Indeed, Purga is quite handsome and fit, something he says he maintains even though he eats “absurd quantities of sugar” by exercising a lot, including biking 115 miles a week.

While he currently works for Taste Catering and Event Planning, San Francisco’s largest catering company, Pura would love to one day open his own business, something he hopes winning Top Chef will make happen sooner.

Pura moved to the U.S. when he was twelve and says the experience was “Interesting. It was definitely a culture shock. I think when you are that age, you just kind of roll with the punches.”

Asked when he came out, Pura says, “I was 18-years-old, and I never looked back.”

The San Francisco transplant is one of those fortunate men who’s coming out was relatively painless. “My parents proved to be very supportive and they're amazing. I actually have a gay sister as well – she's married to her wife in Seattle and it's great. My extended family is great.

“It's one of those things – I think to me it's so nonchalant. Whether you're an out gay man or a straight man, you surround yourself with people who are open-minded and kind, or if you're conservative person you surround yourself with those people. I have an amazing group of friends and people who love me and actually they're very supportive through this process and they were actually a good source of strength for me when I was down on the show.”

But Pura also found support from two fellow contestants, including Heather Hurlbert and fellow Team Gay member Zac Young. In fact, Pura calls them “The two sisters that I always wanted.”

Speaking of Zac Young, he lives on the opposite side of the country from Yigit in New York City where he is the Executive Pastry Chef at Flex Mussels. Originally from Portland, Maine, the 27-year-old young was first asked to appear on the original Top Chef, but declined. “I was sous-chef at a restaurant called Butter in New York – a high-profile restaurant, and they'd asked me to be on the regular season,” says Young. “I said no, I'm gonna wait until you just do pastry, because I knew it was in the pipeline.”

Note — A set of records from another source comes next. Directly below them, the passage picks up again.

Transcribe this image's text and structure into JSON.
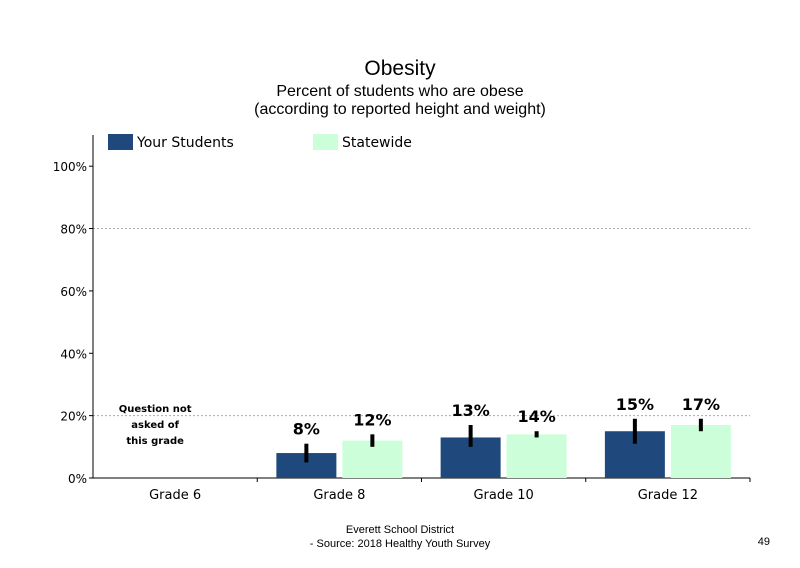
{
  "chart_data": {
    "type": "bar",
    "title": "Obesity",
    "subtitle": [
      "Percent of students who are obese",
      "(according to reported height and weight)"
    ],
    "categories": [
      "Grade 6",
      "Grade 8",
      "Grade 10",
      "Grade 12"
    ],
    "series": [
      {
        "name": "Your Students",
        "color": "#1f497d",
        "values": [
          null,
          8,
          13,
          15
        ],
        "labels": [
          "",
          "8%",
          "13%",
          "15%"
        ],
        "error_low": [
          null,
          5,
          10,
          11
        ],
        "error_high": [
          null,
          11,
          17,
          19
        ]
      },
      {
        "name": "Statewide",
        "color": "#ccffd9",
        "values": [
          null,
          12,
          14,
          17
        ],
        "labels": [
          "",
          "12%",
          "14%",
          "17%"
        ],
        "error_low": [
          null,
          10,
          13,
          15
        ],
        "error_high": [
          null,
          14,
          15,
          19
        ]
      }
    ],
    "ylim": [
      0,
      110
    ],
    "yticks": [
      "0%",
      "20%",
      "40%",
      "60%",
      "80%",
      "100%"
    ],
    "ytick_values": [
      0,
      20,
      40,
      60,
      80,
      100
    ],
    "gridlines": [
      20,
      80
    ],
    "note": "Question not asked of this grade",
    "legend_position": "top"
  },
  "footer": {
    "line1": "Everett School District",
    "line2": "- Source: 2018 Healthy  Youth Survey",
    "page_number": "49"
  }
}
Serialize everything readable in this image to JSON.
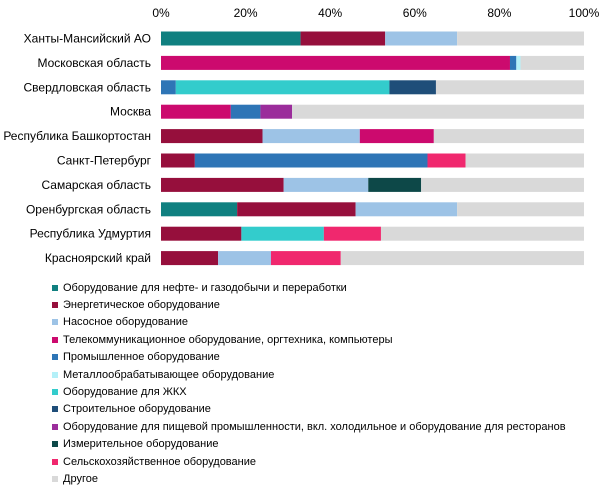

Why did he pass on Top Chef to wait for Just Desserts? Desserts are where his talents are, but adds Young, “Cooking real food scares me. I try to avoid it. I'm on an all-chocolate diet.”

Asked what the craziest thing was about being on TC: JD, Young doesn’t miss a beat. “The talent of the other chefs,” he says. “Everyone was insanely talented. There was not one person who I would consider a hack or untalented. I thought it would just be kind of varied, very easy to kind of weed out the people without talent. Then I got there and found out that everyone was really talented.”

Young stresses that viewers really can’t know just how exhausting being on a show like Top Chef can be. “I think that there comes a point in the competition where you are so tired and so exhausted and so over the challenge that you just lose it. There was kind of a lot of moments that just out of sheer exhaustion, you know, you just kind of look at everyone else and you just have to start ... you're stressing out and stressing out and stressing out, and then you look at everyone else and you've been cooking for twelve hours and you just start laughing and you can't stop. You don't know why you're laughing – it's just sheer exhaustion.”

While Purga sees himself as opening his own business, Young found he really enjoyed being on television. “I kind of love the intensity of production,” he says. “A lot of people didn't enjoy the whole television aspect. I did, so I can really see myself kind of staying in food media.”

Indeed, Young hopes to increase his profile with a website – or potentially another show.

That being said, Young isn’t quite as certain as he thought was that he’s ready for the onslaught of attention that comes with being on a Bravo reality show. It’s weeks before the show airs and Young says, “You know, I thought I was [ready for the attention], and this morning I posted it on my Facebook ... and already I have 114 messages on my Facebook wall. So, just that kind of reaction just makes you go, ‘Holy sh*t. What am I getting myself into?’"

Top Chef Just Desserts premieres Wednesday September 15th at 9 PM on Bravo.